Some in the ANC were disappointed that we did not cross the two-thirds threshold, but I was not one of them. In fact I was relieved; had we won two-thirds of the vote and been able to write a constitution unfettered by input from others, people would argue that we had created an ANC constitution, not a South African constitution. I wanted a true government of national unity.
On the evening of May 2, Mr. de Klerk made a gracious concession speech. After more than three centuries of rule, the white minority was conceding defeat and turning over power to the black majority. That evening, the ANC was planning a victory celebration at the ballroom of the Carlton Hotel in downtown Johannesburg. I was suffering from a bad case of the flu and my doctors ordered me to remain at home. But there was nothing that could keep me away from that party. I went onstage at about nine o’clock and faced a crowd of happy, smiling, cheering faces.
I explained to the crowd that my voice was hoarse from a cold and that my physician had advised me not to attend. “I hope that you will not disclose to him that I have violated his instructions,” I told them. I congratulated Mr. de Klerk for his strong showing. I thanked all those in the ANC and the democratic movement who had worked so hard for so long. Mrs. Coretta Scott King, the wife of the great freedom fighter Martin Luther King Jr., was on the podium that night, and I looked over to her as I made reference to her husband’s immortal words.
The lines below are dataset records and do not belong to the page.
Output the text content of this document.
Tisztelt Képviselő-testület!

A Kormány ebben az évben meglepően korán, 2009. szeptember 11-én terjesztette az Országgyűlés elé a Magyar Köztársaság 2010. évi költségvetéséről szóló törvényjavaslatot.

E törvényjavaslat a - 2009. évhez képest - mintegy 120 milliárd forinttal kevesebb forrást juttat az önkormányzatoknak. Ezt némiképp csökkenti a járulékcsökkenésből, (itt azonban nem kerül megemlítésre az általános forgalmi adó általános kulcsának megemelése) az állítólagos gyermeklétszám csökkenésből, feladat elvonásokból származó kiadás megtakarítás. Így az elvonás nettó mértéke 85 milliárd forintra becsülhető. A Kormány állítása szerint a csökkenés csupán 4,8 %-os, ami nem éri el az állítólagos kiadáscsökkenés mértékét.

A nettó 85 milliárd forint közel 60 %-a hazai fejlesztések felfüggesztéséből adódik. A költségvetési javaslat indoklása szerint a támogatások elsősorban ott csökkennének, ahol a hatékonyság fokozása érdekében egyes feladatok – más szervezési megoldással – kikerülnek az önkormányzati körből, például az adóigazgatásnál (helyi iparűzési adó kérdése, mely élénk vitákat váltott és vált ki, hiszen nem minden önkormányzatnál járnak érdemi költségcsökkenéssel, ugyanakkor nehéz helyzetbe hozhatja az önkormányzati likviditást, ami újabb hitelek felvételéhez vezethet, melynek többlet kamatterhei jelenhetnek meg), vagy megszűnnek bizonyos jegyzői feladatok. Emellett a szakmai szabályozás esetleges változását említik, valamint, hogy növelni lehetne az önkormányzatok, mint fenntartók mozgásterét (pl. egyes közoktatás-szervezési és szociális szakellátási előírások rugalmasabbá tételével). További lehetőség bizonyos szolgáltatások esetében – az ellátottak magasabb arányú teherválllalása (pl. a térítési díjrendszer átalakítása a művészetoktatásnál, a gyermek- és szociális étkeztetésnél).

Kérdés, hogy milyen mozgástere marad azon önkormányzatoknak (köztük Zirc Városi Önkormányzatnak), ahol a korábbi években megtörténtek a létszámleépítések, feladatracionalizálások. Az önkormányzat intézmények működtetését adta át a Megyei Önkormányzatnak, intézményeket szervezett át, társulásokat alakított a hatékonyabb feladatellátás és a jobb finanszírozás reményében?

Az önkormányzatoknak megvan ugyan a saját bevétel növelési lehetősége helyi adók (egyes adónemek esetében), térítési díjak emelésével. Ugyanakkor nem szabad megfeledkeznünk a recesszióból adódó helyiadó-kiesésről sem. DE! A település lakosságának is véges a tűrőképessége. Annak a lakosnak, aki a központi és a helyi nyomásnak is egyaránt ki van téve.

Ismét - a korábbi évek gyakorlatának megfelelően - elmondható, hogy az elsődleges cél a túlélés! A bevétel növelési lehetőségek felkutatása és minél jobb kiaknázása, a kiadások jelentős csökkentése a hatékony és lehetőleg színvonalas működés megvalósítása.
This is one of the most important moments in the life of our country. I stand here before you filled with deep pride and joy — pride in the ordinary, humble people of this country. You have shown such a calm, patient determination to reclaim this country as your own, and now the joy that we can loudly proclaim from the rooftops — Free at last! Free at last! I stand before you humbled by your courage, with a heart full of love for all of you. I regard it as the highest honor to lead the ANC at this moment in our history. I am your servant. . . . It is not the individuals that matter, but the collective. . . . This is a time to heal the old wounds and build a new South Africa.
From the moment the results were in and it was apparent that the ANC was to form the government, I saw my mission as one of preaching reconciliation, of binding the wounds of the country, of engendering trust and confidence. I knew that many people, particularly the minorities, whites, Coloureds, and Indians, would be feeling anxious about the future, and I wanted them to feel secure. I reminded people again and again that the liberation struggle was not a battle against any one group or color, but a fight against a system of repression. At every opportunity, I said all South Africans must now unite and join hands and say we are one country, one nation, one people, marching together into the future.